Studi sebelumnya telah menunjukkan bahwa ulama memiliki pandangan yang
berbeda tentang ajaran Islam tentang keinginan umat Kristen untuk Natal. Dia juga mencatat
bahwa ajaran Islam tentang partisipasi Islam dalam ritual non-Muslim pada umumnya
berbeda. Pandangan mereka dapat dibagi menjadi dua kelompok. Kelompok pertama
mengucapkan Selamat Natal kepada Umat Kristen. Cendekiawan Muslim seperti Ibn
Taymiyyah, Ibn Qayyim, Muhammad Rashid Rida, dan Sheikh Muhammad ibn Saleh al-
Attan melarang umat Islam mendekati dan mengagumi orang Kristen. Sebaliknya, kelompok
lain mengizinkan umat Islam untuk menyambut umat Kristen seperti Syahab, dan jika umat
Islam melakukannya dengan bijak, mereka mengizinkan umat Islam untuk menyambut umat
Kristiani dan merayakan Natal. Dan Anda dapat melindungi keyakinan / keyakinan mereka
dari kehancuran keyakinan mereka. Salah jika melepaskan toleransi beragama atas nama
agama jika agama tidak bersalah karena membutuhkan toleransi beragama. Namun, keliru
pula mencemari kesakralan keyakinan agama dalam karya toleransi beragama. Oleh karena
itu, cara umat Islam tidak bisa merayakan Natal bersama umat Kristen bisa dimaklumi dalam
hal menjaga keimanannya. Mereka juga bisa meningkatkan rasa saling menghormati antara
Islam dan Kristen, sehingga bisa berpartisipasi dalam perayaan natal.

12
Ibid., h. 104.
Daftar Pustaka
Mudzhar, Muhammad Atho’. Fatwa - Fatwa Majelis Ulama Indonesia: Sebuah Studi tentang
Pemikiran Hukum Islam di Indonesia 1975-1988. Jakarta: Mizan, 1993.

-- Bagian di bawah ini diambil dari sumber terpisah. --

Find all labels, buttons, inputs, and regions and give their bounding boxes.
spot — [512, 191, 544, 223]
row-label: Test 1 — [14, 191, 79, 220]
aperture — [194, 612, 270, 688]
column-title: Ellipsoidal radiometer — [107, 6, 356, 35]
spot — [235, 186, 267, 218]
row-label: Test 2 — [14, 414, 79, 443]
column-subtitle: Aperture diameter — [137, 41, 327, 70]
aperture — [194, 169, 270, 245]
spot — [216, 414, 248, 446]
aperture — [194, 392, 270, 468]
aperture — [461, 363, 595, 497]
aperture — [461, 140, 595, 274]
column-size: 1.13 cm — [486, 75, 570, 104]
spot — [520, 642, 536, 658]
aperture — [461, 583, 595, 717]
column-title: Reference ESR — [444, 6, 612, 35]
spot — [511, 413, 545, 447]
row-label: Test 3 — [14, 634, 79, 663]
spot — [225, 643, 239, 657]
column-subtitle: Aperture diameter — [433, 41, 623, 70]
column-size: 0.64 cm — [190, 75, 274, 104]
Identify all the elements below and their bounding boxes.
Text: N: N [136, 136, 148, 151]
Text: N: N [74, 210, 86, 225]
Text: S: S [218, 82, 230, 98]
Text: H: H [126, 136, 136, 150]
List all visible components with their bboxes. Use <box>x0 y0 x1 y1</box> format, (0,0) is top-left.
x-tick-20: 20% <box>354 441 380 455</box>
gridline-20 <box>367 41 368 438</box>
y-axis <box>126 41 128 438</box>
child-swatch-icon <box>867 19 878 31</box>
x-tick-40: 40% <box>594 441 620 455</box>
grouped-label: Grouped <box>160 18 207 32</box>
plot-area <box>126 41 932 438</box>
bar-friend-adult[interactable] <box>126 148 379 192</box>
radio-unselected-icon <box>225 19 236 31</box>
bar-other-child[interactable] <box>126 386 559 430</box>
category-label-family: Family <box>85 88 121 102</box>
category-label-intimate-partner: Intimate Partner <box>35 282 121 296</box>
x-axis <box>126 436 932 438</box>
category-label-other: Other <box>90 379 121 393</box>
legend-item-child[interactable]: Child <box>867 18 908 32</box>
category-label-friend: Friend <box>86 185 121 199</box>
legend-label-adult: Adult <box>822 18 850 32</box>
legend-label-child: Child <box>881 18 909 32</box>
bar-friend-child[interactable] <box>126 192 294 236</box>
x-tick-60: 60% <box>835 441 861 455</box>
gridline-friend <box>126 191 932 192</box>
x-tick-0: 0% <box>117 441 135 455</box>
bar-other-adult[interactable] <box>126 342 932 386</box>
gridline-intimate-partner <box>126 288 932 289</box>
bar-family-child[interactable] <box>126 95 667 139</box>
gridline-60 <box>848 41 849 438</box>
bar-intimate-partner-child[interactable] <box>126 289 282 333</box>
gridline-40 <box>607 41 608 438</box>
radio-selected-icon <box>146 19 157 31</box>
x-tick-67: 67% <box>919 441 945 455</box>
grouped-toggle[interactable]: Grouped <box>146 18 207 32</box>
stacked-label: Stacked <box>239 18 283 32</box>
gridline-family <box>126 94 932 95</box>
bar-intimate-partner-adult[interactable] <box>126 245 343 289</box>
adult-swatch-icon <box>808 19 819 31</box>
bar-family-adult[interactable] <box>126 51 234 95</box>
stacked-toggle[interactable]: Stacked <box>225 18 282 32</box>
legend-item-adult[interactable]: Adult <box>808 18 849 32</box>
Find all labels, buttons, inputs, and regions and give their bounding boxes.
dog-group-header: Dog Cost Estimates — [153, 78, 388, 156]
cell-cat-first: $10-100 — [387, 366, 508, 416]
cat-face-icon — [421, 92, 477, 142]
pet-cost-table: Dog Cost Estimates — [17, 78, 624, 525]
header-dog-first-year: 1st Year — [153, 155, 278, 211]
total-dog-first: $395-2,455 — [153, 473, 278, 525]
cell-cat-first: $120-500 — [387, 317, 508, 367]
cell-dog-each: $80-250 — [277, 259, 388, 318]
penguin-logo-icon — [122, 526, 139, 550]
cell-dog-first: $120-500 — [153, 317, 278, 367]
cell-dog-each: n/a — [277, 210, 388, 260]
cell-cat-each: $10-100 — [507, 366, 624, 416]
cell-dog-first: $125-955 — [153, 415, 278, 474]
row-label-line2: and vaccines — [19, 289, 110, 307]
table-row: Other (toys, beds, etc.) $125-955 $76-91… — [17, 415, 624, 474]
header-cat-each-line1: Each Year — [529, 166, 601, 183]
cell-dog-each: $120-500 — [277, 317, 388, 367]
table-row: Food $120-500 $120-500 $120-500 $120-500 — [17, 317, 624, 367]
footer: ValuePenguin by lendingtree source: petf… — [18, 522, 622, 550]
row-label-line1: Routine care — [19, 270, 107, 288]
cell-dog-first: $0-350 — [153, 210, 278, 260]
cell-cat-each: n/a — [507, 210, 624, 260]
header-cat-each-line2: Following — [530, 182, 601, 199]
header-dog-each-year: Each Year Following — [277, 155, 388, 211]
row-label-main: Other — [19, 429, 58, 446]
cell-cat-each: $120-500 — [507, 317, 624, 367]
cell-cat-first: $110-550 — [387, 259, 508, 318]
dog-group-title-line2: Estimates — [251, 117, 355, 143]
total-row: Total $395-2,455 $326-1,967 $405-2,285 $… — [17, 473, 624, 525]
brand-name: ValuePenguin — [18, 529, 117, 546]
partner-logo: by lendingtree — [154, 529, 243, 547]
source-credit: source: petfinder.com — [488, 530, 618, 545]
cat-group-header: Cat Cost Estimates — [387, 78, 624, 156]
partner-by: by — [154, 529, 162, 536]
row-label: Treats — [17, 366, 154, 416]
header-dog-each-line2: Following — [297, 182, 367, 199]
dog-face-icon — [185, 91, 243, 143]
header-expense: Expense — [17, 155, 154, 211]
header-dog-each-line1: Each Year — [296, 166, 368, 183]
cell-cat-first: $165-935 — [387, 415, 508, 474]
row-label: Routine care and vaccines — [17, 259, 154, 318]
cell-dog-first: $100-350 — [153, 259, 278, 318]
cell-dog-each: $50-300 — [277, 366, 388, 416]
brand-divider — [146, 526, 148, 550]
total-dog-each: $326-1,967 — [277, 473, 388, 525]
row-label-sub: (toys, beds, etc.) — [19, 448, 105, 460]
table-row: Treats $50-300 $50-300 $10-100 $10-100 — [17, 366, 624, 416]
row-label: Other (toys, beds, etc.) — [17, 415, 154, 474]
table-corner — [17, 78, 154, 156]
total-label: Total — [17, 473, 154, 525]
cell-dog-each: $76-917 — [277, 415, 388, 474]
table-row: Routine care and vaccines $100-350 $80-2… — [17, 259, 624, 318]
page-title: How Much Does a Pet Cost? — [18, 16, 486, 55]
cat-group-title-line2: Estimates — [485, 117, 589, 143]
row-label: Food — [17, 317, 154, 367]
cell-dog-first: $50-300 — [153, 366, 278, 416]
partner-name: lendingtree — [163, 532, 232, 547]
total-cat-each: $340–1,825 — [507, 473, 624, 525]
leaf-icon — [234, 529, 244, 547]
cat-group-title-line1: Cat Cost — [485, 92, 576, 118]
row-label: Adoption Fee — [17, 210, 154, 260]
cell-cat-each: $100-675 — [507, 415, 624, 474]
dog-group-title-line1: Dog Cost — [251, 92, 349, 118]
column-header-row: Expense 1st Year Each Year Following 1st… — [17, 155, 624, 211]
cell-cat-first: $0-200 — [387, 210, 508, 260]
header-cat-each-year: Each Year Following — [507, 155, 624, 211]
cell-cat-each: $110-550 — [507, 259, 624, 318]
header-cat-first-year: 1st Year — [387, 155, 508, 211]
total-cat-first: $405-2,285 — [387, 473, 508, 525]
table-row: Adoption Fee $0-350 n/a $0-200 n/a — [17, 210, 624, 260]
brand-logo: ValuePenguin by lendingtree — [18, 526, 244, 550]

Al-Utsaymin, Muhammad Ibn Shalih. “al-Tahni’a bi ‘Id al-Krismâsi,” dalam The Council of
Supreme Body of Jurists of the Kingdom of Saudi Arabia. Fatâwâ al-Bilâd al-Harâm. Saudi
Arabia: t.p., 1999.
Shihab, Muhammad Quraish.Membumikan al-Qur’an. Bandung: Mizan, 1992.